The term human element is one that comes up often in these conversations. In some cases, it’s simply a euphemism for the ability to be wrong. But in others, it’s something else, a catch-all term for art and uncertainty and emotion. It’s either incidental to baseball or it’s the whole point.

“It’s the human interaction and human element of the game. That’s fun,” Hinch says. “So we’ll give it a chance, and the game will probably be more accurate, and it’ll be better for it. But there’s a part of the purity of the game that we were raised on that will change.”

This is where an automated strike zone differs from using replay review to verify a home run or a tag play. The home plate umpire has a role unique not just in baseball but in professional sports: He does not offer his judgment on specific moments or in extreme cases but on every last pitch. His choices—literally—shape the game. Which is reason either to remove that responsibility entirely or to recognize it as an essential part of the game.

It took all of two days for the first ejection after the Atlantic League adopted its original automated zone in 2019. The honor belonged to High Point Rockers
pitching coach (and 1988 Cy Young winner) Frank Viola. “Do your f---ing job!” he yelled at the umpire when frustrated with the zone from the computer. So the ump did part of the job he had left: He tossed Viola. Then he returned to signaling the balls and strikes being called by the computer above. There was confusion, Viola later said; he had been unsure who (or what) was in charge. But the implication lingered: Isn’t this your job?

“It’s the human element of the game, the balls and strikes from the umpire,” Trevino says. “You take that out, and it’s just like, O.K., what are we really doing?

Trevino had 5,525 framing chances in 2022. His favorite? In early September the Yankees were playing the Rays, and Tampa Bay third baseman Yandy Díaz stepped into the box against New York reliever Clay Holmes. Two outs. Bottom of the ninth. A potential tying run at third and winning run at second. The tension of the moment stretched until the count was full.

And here was the 3–2 pitch: a 102-mph sinker that sank a touch more than Holmes wanted. Díaz knew it. He didn’t swing. But Trevino knew it, too. And he received the pitch with an easy confidence befitting a strike. His gracefulness made the movement hard to spot, even on replay. All the video shows is that one second, the pitch is coming in low, and the next, Trevino has secured it inside the zone.

This was strike three.

“You put so much work in on the receiving end for that one moment, right there, that time and place,” Trevino says. “All of a sudden, everything just kind of is full circle. The ball is down—you worked on this move for however many years—strike three.”
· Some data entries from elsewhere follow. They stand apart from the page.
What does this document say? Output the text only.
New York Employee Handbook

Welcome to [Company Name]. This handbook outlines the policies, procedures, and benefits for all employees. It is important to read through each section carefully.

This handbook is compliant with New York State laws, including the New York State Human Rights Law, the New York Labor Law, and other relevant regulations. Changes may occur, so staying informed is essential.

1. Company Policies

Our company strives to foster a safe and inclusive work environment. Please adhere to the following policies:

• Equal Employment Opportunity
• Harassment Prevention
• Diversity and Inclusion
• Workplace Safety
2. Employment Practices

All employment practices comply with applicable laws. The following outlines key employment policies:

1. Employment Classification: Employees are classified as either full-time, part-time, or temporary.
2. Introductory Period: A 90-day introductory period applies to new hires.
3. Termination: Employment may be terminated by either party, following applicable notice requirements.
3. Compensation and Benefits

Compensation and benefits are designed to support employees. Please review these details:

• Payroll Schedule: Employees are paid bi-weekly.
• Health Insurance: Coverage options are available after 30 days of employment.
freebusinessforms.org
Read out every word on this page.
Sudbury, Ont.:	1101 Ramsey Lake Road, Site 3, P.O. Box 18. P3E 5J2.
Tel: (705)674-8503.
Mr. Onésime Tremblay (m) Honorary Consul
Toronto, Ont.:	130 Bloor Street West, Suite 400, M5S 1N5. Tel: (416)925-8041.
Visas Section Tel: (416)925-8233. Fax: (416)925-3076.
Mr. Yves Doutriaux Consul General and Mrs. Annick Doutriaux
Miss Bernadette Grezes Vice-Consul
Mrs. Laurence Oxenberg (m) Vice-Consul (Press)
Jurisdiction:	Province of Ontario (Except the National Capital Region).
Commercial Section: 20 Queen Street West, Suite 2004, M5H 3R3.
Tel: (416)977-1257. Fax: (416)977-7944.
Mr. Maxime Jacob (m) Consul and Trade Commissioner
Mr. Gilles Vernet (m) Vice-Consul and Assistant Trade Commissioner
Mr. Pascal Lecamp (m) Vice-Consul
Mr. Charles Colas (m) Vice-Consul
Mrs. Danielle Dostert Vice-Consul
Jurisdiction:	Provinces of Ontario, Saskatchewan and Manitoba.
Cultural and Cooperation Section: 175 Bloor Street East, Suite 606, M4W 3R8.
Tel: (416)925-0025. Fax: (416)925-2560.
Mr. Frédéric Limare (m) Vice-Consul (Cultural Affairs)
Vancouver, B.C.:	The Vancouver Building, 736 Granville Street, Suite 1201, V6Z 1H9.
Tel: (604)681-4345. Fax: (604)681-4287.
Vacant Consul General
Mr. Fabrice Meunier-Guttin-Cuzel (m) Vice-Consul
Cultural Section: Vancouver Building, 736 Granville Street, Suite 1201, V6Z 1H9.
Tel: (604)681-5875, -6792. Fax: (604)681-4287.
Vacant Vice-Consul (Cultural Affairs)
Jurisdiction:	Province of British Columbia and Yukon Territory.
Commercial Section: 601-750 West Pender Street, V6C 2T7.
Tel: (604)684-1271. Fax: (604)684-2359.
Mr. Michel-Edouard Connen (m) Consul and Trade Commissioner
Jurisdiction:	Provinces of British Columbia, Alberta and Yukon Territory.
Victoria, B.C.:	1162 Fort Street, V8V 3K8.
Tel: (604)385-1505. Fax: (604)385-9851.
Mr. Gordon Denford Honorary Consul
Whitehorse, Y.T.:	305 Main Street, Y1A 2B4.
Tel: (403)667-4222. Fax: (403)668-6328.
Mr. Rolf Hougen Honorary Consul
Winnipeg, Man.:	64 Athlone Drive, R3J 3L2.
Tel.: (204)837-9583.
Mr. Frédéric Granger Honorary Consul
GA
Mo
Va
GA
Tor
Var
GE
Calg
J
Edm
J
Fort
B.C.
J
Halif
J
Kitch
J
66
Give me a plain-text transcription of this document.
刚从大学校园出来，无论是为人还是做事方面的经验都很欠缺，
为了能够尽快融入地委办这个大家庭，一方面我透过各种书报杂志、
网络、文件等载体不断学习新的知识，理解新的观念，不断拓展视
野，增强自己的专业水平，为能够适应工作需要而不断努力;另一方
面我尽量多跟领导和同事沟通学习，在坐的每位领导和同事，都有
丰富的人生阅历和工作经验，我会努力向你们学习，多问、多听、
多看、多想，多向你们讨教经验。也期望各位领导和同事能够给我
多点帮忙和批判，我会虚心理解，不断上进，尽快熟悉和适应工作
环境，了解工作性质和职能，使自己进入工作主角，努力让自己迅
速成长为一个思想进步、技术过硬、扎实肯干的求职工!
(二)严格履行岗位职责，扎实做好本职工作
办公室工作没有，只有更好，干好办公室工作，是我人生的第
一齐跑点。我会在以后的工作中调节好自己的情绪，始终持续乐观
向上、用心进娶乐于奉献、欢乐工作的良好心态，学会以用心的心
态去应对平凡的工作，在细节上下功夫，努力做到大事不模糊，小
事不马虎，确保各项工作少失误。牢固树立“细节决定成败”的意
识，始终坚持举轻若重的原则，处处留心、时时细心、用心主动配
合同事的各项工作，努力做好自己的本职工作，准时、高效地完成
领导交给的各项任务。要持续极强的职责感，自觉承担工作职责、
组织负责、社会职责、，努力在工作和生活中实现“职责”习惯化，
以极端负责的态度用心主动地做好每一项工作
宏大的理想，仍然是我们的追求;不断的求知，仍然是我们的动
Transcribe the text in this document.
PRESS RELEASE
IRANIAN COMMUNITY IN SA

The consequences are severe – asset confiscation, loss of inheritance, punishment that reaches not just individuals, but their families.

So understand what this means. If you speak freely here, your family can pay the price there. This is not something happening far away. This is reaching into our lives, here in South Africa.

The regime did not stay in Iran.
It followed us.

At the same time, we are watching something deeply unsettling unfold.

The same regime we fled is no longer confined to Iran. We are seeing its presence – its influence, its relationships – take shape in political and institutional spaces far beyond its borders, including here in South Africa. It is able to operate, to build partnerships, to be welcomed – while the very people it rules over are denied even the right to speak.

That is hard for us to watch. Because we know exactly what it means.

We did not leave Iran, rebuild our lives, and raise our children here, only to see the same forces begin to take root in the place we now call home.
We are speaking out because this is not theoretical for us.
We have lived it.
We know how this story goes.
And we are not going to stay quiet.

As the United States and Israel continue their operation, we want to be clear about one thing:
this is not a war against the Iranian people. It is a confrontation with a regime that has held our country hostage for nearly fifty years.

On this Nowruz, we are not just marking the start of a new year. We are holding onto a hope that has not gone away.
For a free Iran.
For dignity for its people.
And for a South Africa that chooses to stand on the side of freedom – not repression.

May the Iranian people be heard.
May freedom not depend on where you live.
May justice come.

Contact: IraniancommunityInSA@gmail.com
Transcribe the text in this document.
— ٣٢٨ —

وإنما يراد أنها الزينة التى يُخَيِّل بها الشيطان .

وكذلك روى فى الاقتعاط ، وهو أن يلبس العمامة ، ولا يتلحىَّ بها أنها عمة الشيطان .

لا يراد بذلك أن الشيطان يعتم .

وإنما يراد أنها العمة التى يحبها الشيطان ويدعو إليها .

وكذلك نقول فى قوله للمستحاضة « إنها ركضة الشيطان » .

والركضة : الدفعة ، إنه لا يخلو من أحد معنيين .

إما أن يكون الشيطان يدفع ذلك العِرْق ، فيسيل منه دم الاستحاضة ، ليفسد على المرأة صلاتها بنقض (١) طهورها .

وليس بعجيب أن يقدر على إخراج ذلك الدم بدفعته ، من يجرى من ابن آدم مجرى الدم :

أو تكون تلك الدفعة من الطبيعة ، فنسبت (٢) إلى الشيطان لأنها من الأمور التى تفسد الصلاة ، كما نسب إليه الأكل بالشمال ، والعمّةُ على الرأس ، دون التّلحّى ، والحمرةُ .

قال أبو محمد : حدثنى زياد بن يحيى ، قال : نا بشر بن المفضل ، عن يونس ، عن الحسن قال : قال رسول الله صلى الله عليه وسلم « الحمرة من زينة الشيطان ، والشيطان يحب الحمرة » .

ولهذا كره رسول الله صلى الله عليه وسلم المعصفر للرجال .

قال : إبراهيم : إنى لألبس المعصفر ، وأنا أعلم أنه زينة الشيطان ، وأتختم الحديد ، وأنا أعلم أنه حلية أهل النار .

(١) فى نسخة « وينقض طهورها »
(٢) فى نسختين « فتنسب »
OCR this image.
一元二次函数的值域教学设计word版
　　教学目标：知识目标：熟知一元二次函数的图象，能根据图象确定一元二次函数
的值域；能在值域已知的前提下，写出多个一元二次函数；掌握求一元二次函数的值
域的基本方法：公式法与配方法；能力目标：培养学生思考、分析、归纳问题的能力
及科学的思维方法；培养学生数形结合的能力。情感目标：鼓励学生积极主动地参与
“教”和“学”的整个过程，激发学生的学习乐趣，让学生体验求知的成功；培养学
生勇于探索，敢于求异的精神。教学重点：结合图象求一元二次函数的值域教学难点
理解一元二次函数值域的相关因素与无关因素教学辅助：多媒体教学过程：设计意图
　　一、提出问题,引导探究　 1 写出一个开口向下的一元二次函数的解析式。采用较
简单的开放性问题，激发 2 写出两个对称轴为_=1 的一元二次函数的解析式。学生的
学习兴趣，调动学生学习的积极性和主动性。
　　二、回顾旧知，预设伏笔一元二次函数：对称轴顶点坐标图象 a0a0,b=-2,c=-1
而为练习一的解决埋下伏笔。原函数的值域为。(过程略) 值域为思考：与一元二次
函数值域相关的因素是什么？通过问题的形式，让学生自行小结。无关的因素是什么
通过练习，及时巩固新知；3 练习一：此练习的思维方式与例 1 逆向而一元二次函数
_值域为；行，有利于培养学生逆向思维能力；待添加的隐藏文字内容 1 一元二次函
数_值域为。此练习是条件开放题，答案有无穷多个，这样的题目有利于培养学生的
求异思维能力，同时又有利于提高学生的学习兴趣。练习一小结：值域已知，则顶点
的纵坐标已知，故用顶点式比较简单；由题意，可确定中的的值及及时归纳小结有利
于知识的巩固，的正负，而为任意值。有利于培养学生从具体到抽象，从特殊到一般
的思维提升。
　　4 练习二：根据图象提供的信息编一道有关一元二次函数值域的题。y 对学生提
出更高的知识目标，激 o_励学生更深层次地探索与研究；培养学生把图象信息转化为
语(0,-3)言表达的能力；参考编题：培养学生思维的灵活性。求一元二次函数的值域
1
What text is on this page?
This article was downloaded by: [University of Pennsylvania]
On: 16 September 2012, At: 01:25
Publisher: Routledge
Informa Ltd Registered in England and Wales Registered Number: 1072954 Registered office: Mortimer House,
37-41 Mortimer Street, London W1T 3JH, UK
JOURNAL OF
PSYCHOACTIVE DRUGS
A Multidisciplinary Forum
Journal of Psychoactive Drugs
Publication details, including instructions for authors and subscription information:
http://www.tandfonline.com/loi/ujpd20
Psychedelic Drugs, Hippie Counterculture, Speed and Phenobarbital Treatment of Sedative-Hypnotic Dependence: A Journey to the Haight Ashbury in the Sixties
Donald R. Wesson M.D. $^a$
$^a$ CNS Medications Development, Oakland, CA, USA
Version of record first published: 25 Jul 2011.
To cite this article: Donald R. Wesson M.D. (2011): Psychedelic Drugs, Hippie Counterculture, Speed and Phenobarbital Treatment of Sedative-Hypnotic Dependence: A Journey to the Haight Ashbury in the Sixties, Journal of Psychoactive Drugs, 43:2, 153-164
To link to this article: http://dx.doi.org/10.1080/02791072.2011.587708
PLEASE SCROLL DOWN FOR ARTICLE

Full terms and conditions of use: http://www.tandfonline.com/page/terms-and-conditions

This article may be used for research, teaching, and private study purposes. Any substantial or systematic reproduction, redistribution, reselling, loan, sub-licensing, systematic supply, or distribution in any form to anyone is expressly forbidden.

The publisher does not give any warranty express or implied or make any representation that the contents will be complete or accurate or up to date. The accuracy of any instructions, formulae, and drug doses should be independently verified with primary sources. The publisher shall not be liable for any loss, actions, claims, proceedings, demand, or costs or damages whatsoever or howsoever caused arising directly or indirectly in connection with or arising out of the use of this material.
It was a perfect example of the desire for an automated zone. That was a ball. It was low, and Díaz knew, and he struck out nonetheless. The call was wrong. Had it been right, Tampa Bay might have won the game, and who knows how much else. It was a straightforward case of wrong and right where human judgment erred in a way a computer never would.

Yet it was also a perfect example of why there’s resistance to an automated zone. There’s the elegant, slight motion of Trevino’s glove as he converts ball to strike, the product of countless hours of dedication to his craft. There’s the fierce emotion of the whole moment. Umpire Vic Carapazza delivered the strike call with gusto—a splashy, dramatic punchout—as if to assert his confidence in it. Díaz threw down his helmet and twisted his shoulders in frustration. The whole moment thrummed with passion.

Carapazza believed what he saw; Díaz believed what he saw; Trevino did not have to believe his eyes because he believed in his hands. There was something to feel in part because there was something to argue over. It felt like art in more ways than one.

MLB shared this highlight on its website as “Clay Holmes seals 2–1 victory.” Trevino would never take issue with that description—his job is to make his pitcher look his best, after all, and that’s what he did—but he knows the truth. Holmes set up the victory. Trevino sealed it.

He made it art. He made the pitch a piece you wanted to look at—and then, just as crucially, he made you question what you saw. He framed it.